It was a stripped-down service, pared back to its essentials by a prince and by a pandemic. Covid-19 shrunk the congregation and forced the thirty, mostly royal mourners who made the cut to wear masks, observe social distancing and resist the urge to sing, even when it was the National Anthem.
Prince Philip had ensured it captured and amplified his affinity with the sea and for the military. He signed off its crucial elements back in 2003. At his insistence there was no sermon. As he once remarked, ‘the mind cannot absorb what the backside cannot endure’.
The noises off of recent days were silenced. The fuss over uniforms forgotten. William and Harry, having failed to walk side by side behind their grandfather’s coffin as it was brought to the chapel, did do just that when they left the service. They chatted. They have much to talk about and resolve.
Inside St George’s Chapel the focus was on a departed duke and a monarch in mourning. The Queen sat alone, head often bowed, dressed in black. Theirs was a union between a cautious woman and a forthright man that was tested and endured. For 73 years. Little wonder she is said to have described the death of her husband as having left ‘a huge void in her life’.
She’ll mark her 95th birthday next week without the man by her side whom she relied so much on. Tempting as it might be, she will not be putting her feet up. Retirement remains a non-starter. Nor will she disappear from view. She will continue to reign, visibly. When Earl Mountbatten was murdered by the IRA, she told someone that she would not be ‘drawing down the blinds. I am not Queen Victoria’.
Like Victoria, she is now experiencing the pain of having lost her beloved consort. Philip took on a conspicuously ill-defined role and gave it heft. In the early days, it was all about trial and error. As well as being beside the Queen’s side, he used to be in charge of family matters. Not recently. Not anymore. Without him, they’ll have to navigate the many challenges of the months ahead, not least the one posed by Prince Andrew. When, if ever, can Philip’s son escape the toxicity of his jaw droppingly foolish friendship with Jeffrey Epstein, the convicted sex offender?
That’s a question for the future. For now, the Windsors and the wider world have paused to mark Philip’s passing. His century-long time on earth encompassed the end of an Empire, the end of the Cold War and the arrival of a deadly virus.
Prince Philip was a complex character, given to multiple acts of kindness and to brusqueness. Staff described him as bracing. The former exile, immigrant and at times solitary figure, now lies in a royal vault containing the remains of three kings in the grounds of a castle that is an enduring symbol of the British monarchy.

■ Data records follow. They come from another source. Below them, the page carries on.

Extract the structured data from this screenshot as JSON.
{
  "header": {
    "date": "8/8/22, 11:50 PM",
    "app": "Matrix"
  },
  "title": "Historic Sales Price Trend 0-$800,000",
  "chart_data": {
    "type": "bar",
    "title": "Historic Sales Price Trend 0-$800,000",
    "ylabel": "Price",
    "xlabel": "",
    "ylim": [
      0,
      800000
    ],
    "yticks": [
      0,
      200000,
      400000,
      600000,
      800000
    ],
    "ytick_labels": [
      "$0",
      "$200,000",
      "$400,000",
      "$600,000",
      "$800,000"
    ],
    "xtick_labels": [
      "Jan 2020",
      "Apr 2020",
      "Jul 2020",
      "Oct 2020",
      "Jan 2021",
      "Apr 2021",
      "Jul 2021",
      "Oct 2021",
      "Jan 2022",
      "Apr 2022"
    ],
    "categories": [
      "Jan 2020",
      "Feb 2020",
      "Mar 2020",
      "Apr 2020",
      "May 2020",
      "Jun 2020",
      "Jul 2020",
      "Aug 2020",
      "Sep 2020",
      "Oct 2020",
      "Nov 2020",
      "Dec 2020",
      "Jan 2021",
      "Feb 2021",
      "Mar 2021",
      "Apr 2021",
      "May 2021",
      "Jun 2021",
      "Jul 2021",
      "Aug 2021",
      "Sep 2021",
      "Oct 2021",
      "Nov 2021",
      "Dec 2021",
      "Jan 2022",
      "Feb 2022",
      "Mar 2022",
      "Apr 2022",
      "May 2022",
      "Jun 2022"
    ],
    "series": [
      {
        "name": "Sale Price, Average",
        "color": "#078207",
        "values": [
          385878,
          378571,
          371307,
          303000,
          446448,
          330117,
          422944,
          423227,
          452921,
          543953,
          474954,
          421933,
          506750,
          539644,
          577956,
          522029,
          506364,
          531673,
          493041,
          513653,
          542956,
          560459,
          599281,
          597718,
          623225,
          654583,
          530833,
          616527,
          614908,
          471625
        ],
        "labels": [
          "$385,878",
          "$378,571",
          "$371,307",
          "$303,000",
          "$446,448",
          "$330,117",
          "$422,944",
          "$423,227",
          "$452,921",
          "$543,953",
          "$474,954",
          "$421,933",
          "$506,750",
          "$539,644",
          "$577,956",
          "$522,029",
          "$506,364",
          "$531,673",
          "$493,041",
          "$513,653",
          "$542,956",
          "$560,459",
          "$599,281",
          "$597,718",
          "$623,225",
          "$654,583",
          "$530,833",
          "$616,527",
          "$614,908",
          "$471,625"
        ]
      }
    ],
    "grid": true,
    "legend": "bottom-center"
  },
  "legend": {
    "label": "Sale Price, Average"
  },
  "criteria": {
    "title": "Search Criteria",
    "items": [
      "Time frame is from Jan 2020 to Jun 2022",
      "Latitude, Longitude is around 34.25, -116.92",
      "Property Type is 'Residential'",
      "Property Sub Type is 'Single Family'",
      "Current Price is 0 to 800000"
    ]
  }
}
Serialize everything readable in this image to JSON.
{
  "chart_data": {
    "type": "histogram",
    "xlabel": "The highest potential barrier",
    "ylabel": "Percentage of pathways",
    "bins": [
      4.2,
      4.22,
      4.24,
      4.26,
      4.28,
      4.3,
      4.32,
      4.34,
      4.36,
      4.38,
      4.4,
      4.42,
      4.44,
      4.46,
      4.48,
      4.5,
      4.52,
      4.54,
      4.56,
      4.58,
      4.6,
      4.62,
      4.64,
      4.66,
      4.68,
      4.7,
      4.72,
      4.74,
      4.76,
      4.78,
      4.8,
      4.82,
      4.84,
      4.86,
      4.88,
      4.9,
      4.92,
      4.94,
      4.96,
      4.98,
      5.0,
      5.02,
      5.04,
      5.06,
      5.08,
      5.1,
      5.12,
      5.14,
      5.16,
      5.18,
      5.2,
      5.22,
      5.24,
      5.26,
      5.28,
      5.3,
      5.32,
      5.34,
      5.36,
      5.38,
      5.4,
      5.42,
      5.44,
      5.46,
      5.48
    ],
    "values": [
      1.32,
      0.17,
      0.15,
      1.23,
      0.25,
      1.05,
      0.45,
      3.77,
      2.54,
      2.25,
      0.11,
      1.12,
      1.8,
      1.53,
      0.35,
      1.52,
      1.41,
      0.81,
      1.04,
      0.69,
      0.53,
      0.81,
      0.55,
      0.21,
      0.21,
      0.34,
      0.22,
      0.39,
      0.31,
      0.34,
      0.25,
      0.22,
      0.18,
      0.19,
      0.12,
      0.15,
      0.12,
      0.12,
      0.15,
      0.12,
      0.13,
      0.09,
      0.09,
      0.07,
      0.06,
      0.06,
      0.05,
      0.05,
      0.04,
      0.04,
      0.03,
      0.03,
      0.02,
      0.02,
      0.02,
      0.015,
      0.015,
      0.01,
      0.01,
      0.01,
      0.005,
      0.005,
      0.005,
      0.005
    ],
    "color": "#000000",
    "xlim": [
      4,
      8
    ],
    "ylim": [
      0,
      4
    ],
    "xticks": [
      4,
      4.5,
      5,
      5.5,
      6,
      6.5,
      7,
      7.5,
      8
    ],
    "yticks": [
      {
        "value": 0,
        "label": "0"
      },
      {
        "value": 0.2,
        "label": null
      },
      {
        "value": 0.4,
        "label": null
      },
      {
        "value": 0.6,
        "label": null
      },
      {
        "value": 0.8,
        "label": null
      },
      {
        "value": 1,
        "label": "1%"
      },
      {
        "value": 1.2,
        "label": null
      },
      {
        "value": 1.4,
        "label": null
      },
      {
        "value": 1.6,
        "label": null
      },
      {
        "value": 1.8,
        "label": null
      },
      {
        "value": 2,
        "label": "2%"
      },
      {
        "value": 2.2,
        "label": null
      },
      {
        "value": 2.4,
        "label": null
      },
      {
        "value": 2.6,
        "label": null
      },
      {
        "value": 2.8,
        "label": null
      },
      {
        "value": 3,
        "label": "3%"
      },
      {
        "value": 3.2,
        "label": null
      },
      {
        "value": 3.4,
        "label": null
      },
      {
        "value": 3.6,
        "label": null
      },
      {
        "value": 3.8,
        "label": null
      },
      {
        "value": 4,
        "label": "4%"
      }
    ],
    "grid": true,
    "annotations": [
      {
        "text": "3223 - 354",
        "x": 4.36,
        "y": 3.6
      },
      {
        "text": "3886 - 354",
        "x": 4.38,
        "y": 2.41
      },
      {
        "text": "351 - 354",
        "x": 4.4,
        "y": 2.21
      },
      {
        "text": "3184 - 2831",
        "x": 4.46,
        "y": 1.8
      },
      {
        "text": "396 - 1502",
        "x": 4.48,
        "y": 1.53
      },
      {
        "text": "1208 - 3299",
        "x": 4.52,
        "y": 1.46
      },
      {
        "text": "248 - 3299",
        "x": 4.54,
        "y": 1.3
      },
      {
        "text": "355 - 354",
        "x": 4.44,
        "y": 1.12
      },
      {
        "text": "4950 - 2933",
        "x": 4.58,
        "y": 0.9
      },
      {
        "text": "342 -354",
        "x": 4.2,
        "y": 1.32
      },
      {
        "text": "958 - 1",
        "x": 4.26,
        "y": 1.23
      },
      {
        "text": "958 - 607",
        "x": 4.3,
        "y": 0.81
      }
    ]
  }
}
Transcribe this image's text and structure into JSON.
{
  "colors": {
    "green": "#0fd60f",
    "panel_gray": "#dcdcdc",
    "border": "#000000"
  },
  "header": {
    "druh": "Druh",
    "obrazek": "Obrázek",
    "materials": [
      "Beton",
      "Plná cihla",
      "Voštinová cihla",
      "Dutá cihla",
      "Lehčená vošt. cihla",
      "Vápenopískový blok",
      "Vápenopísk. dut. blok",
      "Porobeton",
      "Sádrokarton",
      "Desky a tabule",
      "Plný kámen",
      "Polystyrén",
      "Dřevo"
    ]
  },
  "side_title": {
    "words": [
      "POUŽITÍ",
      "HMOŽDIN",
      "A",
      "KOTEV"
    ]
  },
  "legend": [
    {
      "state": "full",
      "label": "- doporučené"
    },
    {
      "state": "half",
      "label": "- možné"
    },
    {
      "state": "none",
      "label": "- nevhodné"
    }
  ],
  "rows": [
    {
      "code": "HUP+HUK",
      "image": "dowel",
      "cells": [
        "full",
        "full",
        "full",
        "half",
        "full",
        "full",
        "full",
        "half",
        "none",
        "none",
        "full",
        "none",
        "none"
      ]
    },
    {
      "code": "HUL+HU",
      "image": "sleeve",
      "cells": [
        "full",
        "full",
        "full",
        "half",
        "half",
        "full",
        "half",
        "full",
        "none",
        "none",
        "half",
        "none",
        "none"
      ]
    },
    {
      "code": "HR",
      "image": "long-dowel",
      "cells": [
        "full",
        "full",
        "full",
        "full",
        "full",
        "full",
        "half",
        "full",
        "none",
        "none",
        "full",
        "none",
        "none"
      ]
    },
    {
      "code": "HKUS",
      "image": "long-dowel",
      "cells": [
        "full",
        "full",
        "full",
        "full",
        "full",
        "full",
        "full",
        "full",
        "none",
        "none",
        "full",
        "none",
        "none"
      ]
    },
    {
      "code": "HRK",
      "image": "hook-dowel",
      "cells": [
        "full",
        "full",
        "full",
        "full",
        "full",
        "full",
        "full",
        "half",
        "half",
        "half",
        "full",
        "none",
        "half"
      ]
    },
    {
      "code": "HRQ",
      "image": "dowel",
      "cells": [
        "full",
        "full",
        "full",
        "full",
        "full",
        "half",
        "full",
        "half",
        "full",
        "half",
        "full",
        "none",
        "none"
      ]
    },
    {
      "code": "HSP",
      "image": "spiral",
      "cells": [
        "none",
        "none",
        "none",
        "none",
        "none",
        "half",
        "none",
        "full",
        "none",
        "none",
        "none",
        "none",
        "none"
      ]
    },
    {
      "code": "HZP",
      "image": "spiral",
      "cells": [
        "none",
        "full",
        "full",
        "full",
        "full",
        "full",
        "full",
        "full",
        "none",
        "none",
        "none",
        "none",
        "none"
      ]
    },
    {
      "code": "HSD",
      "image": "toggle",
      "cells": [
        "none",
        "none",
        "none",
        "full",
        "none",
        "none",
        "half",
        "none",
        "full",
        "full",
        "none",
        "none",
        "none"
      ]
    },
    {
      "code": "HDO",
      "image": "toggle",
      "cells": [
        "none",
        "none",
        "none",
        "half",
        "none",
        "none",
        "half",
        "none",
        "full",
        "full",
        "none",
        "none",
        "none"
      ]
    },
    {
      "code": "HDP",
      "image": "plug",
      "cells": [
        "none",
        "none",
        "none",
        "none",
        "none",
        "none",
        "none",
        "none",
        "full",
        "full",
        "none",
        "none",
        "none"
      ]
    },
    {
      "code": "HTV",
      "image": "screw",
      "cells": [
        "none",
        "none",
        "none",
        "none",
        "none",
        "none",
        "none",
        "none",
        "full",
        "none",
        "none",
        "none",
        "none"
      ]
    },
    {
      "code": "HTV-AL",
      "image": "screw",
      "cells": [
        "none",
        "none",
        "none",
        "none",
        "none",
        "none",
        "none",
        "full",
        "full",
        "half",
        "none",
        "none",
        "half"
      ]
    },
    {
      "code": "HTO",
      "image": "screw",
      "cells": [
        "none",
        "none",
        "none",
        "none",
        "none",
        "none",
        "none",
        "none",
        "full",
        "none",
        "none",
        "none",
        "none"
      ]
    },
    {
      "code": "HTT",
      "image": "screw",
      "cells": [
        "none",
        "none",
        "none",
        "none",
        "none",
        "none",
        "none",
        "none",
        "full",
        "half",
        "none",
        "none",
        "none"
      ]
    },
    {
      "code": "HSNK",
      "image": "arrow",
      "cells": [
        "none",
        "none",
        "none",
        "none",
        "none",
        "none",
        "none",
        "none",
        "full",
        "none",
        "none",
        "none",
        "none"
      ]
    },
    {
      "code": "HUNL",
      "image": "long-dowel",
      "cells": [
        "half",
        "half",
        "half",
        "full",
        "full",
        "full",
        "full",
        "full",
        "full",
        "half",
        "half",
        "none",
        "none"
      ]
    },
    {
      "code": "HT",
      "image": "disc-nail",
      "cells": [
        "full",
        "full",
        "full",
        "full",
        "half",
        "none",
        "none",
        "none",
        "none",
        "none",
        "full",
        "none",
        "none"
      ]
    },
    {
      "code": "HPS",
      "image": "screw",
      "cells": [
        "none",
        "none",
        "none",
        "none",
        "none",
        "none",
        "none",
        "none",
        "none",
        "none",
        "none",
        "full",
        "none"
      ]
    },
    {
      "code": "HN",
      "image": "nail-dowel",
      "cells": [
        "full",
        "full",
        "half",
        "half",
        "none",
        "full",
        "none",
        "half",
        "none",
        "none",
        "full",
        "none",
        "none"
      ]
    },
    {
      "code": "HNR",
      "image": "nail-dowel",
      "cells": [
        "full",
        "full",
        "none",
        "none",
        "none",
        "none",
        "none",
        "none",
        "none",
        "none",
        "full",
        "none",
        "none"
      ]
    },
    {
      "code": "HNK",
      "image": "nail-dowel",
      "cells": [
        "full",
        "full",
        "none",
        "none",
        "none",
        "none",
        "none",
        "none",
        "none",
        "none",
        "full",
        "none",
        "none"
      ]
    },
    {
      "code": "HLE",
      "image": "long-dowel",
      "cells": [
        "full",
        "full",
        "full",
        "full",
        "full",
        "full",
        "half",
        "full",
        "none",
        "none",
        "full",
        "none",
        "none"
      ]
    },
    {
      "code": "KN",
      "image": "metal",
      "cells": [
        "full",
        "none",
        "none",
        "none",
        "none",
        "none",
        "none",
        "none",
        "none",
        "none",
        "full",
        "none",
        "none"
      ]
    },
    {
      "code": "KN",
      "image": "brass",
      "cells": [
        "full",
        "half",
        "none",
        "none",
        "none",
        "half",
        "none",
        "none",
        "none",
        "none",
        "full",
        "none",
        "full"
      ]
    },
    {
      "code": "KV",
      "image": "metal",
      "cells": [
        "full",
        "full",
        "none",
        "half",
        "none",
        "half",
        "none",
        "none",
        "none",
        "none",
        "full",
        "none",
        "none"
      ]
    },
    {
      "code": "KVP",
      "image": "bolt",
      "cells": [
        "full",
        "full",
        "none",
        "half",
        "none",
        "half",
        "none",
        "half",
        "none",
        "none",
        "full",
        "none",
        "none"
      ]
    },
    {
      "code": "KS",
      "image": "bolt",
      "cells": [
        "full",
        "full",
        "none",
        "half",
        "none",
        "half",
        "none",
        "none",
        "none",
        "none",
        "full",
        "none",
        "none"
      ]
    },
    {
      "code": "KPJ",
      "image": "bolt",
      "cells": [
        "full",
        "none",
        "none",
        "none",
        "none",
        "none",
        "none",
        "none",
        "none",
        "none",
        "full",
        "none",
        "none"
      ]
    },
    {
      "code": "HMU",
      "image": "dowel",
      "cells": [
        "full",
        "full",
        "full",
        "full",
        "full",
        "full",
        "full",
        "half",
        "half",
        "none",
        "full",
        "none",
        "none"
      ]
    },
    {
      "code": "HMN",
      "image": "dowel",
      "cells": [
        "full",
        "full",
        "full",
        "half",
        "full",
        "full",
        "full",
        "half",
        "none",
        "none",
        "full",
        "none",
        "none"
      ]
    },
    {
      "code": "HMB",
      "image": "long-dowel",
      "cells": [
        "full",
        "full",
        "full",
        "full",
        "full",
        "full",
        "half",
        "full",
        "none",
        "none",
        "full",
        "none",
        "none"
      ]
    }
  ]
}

Much has already been written about his legacy and the crucial role he played supporting his wife and sustaining the monarchy, particularly at moments of peril. When he was asked what he thought his epitaph should be, Philip replied, ‘I’m not really concerned. I’ll be dead then’.
He was arguably the most interesting member of the Royal Family. He was the voice on the bridge, one of his former military colleagues once said, and it arrived over the loud hailer. That rarely dull voice, capable of inspiring and on occasion riling, has fallen silent.